Tahiti's deserved triumph in the Oceania Nations Cup is the start - and a warning to New Zealand that there may be more to come.
Having claimed bragging rights and a ticket to next year's Confederations Cup in Brazil at the expense of the under-performing All Whites, the Tahitians will have their sights set on more spoils.
The soon to be revamped Oceania Champions League is an obvious target and a chance to inflict more pain on an already pained New Zealand.
In a controversial move, Auckland City and Waitakere United have been placed in the same group for the next Champions League. They were separated in the 2011-12 version won narrowly by Auckland City over Tahitian champions AS Tefana.
The next O-League, scheduled for mid-2013, is set to feature the champions of Tahiti and New Caledonia, whose national side lost 1-0 to Tahiti in the final of the Nations Cup, in the same group as Auckland City and Waitakere United.
AS Dragon, a team backed by two Chinese millionaires and boasting several players with a strong French connection, beat Tefana to win the just-finished Tahitian league and claim their place in the O-League.
Given the injection of cash headed the Tahitians' way - they are guaranteed a minimum of US$1 million ($1.29 million) for just turning up in Brazil - the foundation is there.
In the past New Zealand club teams could count on picking up maximum points at home and a point or two away and pack their bags.

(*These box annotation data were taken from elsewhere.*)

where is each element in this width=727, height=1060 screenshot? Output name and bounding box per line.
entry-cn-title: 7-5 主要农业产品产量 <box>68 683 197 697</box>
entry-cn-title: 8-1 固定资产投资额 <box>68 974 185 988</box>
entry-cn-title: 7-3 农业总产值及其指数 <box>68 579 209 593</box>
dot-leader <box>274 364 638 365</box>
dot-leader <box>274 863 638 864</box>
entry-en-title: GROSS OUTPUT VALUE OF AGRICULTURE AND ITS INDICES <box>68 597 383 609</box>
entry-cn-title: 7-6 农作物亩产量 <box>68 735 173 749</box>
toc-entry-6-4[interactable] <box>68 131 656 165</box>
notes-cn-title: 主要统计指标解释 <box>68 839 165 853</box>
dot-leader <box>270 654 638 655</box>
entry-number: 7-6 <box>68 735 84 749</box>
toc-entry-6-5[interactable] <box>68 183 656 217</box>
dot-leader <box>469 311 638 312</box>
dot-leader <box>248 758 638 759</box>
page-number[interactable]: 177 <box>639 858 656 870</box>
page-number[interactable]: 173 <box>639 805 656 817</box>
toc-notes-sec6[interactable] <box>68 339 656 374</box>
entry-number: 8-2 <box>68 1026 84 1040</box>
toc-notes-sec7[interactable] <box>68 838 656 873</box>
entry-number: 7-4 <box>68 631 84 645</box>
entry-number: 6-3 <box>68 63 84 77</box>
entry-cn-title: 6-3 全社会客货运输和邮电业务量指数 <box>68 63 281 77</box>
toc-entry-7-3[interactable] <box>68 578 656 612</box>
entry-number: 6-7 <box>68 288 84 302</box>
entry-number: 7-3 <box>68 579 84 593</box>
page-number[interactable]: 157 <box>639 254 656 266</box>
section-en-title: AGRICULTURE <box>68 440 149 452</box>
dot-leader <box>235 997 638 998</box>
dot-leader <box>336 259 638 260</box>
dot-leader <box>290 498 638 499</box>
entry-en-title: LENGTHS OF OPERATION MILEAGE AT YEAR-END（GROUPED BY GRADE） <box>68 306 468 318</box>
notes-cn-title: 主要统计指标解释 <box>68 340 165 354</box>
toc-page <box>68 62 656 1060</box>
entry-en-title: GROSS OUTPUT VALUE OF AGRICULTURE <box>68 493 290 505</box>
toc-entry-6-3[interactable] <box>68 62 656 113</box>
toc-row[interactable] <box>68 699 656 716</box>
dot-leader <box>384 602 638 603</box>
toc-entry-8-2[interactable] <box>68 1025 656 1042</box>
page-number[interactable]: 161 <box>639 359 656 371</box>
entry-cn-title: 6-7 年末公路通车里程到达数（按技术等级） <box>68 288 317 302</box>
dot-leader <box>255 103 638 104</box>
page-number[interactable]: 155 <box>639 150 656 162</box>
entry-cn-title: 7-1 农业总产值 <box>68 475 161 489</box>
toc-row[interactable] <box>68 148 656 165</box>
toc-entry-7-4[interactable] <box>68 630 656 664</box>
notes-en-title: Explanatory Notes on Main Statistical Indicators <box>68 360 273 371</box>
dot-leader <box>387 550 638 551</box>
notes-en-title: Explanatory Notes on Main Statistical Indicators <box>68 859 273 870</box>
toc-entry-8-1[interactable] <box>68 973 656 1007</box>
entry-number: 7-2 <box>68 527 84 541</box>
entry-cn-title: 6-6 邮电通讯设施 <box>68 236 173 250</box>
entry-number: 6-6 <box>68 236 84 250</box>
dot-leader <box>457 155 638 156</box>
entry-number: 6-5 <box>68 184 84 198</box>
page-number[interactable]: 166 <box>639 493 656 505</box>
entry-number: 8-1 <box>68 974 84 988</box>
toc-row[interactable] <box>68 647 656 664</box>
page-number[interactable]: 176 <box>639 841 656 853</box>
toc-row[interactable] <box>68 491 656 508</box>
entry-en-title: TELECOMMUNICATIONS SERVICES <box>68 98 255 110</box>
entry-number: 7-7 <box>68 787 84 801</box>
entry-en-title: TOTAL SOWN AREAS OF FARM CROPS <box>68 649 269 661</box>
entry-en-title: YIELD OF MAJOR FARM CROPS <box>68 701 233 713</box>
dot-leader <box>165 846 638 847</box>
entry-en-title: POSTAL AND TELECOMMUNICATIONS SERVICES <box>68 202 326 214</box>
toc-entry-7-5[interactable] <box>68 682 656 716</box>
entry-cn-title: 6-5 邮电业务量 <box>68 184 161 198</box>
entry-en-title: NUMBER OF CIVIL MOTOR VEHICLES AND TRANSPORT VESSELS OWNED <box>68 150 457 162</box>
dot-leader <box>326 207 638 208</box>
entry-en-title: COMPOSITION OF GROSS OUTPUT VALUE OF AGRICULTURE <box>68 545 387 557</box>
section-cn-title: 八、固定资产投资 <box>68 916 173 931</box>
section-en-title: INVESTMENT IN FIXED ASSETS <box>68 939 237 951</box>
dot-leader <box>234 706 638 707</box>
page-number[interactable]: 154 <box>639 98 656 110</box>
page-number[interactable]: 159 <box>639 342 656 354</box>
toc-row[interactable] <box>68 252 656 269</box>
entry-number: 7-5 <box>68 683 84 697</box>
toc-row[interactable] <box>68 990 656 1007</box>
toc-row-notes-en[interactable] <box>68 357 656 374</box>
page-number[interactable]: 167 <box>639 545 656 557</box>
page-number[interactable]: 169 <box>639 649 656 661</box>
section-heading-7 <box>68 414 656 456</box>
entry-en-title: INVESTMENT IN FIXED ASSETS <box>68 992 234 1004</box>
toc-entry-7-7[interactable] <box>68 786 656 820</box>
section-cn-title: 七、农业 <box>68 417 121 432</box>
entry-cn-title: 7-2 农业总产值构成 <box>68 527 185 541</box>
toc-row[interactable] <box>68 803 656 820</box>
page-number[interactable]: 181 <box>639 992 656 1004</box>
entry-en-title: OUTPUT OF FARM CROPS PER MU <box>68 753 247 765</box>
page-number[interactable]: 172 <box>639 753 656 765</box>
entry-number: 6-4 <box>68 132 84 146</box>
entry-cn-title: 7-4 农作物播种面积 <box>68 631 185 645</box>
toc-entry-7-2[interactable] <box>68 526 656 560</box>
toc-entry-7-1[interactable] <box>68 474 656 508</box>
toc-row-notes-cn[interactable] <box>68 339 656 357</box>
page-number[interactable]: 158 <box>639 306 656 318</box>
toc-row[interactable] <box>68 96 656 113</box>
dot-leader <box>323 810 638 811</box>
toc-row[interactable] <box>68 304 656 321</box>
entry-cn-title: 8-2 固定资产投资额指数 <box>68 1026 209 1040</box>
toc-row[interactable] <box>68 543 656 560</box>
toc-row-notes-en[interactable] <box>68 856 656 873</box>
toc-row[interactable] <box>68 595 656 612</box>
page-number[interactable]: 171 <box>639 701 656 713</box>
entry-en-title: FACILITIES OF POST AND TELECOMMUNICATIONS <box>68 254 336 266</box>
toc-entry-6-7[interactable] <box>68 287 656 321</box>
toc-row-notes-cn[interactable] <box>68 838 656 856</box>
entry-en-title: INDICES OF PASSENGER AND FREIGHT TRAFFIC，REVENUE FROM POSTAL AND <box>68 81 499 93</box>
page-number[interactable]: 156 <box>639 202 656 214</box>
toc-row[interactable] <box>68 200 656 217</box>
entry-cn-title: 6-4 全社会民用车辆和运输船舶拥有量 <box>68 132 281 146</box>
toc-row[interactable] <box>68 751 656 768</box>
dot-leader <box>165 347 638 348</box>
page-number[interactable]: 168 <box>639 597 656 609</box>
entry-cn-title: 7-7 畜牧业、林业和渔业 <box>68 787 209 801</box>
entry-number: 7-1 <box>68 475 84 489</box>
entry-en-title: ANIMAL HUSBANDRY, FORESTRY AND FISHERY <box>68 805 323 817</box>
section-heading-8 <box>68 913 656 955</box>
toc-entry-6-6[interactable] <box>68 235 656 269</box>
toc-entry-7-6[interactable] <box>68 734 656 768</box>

No more.
The Nations Cup showed that although in the past teams have been capable of the odd upset and have fielded teams boasting a star player or two, football in these island nations has become more structured on and off the field, producing several players capable of playing at a higher level.
While New Zealand teams continue to rule at age-group level, the talent in these countries is more apparent at senior level and with the right coaching they are deserving challengers to New Zealand's domination.
A couple of seasons ago Papua New Guinea club Hekari United toppled Waitakere United in the two-leg O-League final and went on to represent the confederation at Club World Cup. That hurt New Zealand Football, with the national association and clubs missing out on needed funds.
NZF bosses insist they had never counted on the money on offer for winning through to the Confederations Cup, but the pain goes much deeper than a few dollars.
On the positive side, a team other than New Zealand have won through - this can only strengthen Oceania's claim to stay in the Fifa family.